Sono lesioni di continuo dei tessuti molli che si manifestano al di sopra di salienze ossee; rappresentano una patologia molto frequente in pazienti costretti all’immobilità costituendo una complicanza temibile quando si infettano.
Le sedi più comuni di comparsa delle ulcere da pressione sono:
– la regione sacrale
– le tuberosità ischiatiche
– i grandi trocanteri
Oltre all’immobilità, altri fattori favorenti comprendono modificazioni della cute, ridotto apporto calorico e proteico, disidratazione, alterazioni dello stato di coscienza, uso di sedativi, incontinenza, anemia, ipoalbuminemia, ipertermia, ipotensione, vascolopatia periferica ed alcuni stati dismetabolici.
Non solo l’entità della pressione ma anche la sua durata è importante nell’insorgenza delle ulcere da pressione; una pressione di soltanto 60-70 mmHg, mantenuta per circa 2 ore, può causare lesioni cutanee irreversibili.
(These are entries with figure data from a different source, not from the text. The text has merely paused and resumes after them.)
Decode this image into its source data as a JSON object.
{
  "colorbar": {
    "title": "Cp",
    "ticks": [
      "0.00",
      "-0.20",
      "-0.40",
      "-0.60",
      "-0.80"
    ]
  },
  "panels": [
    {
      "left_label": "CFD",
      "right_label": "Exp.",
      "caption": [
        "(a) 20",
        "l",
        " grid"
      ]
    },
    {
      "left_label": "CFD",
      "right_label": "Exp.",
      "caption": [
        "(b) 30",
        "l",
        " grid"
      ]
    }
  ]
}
Gli effetti della pressione sui tessuti sovrastanti prminenze ossee sono dovuti, più che al danno meccanico, all’ischemia provocata dall’occlusione dei vasi sanguigni e linfatici.
Tra le complicanze delle ulcere da pressione ricordiamo la sepsi, l’infezione locale, la cellulite e l’osteomielite.
L’utilizzo dell’OTI nelle piaghe da decubito risulta di particolare interesse in quanto la metodica assicura un’ottimale diffusione dell’O2 anche in presenza di difficoltà circolatorie e/o di carenze di emoglobina; ha un’azione vasocostrittrice e, di conseguenza, antiedemigena; è dotata di potere battericida e/o batteriostatico.
Specie in occasione di mancata guarigione di tali lesioni e/o del loro peggioramento per la comparsa di complicanze settiche, l’instaurazione dell’OTI dovrebbe risultare il più precoce possibile al fine di prevenire lo sviluppo di un eventuale processo necrotico-gangrenoso dei tessuti colpiti.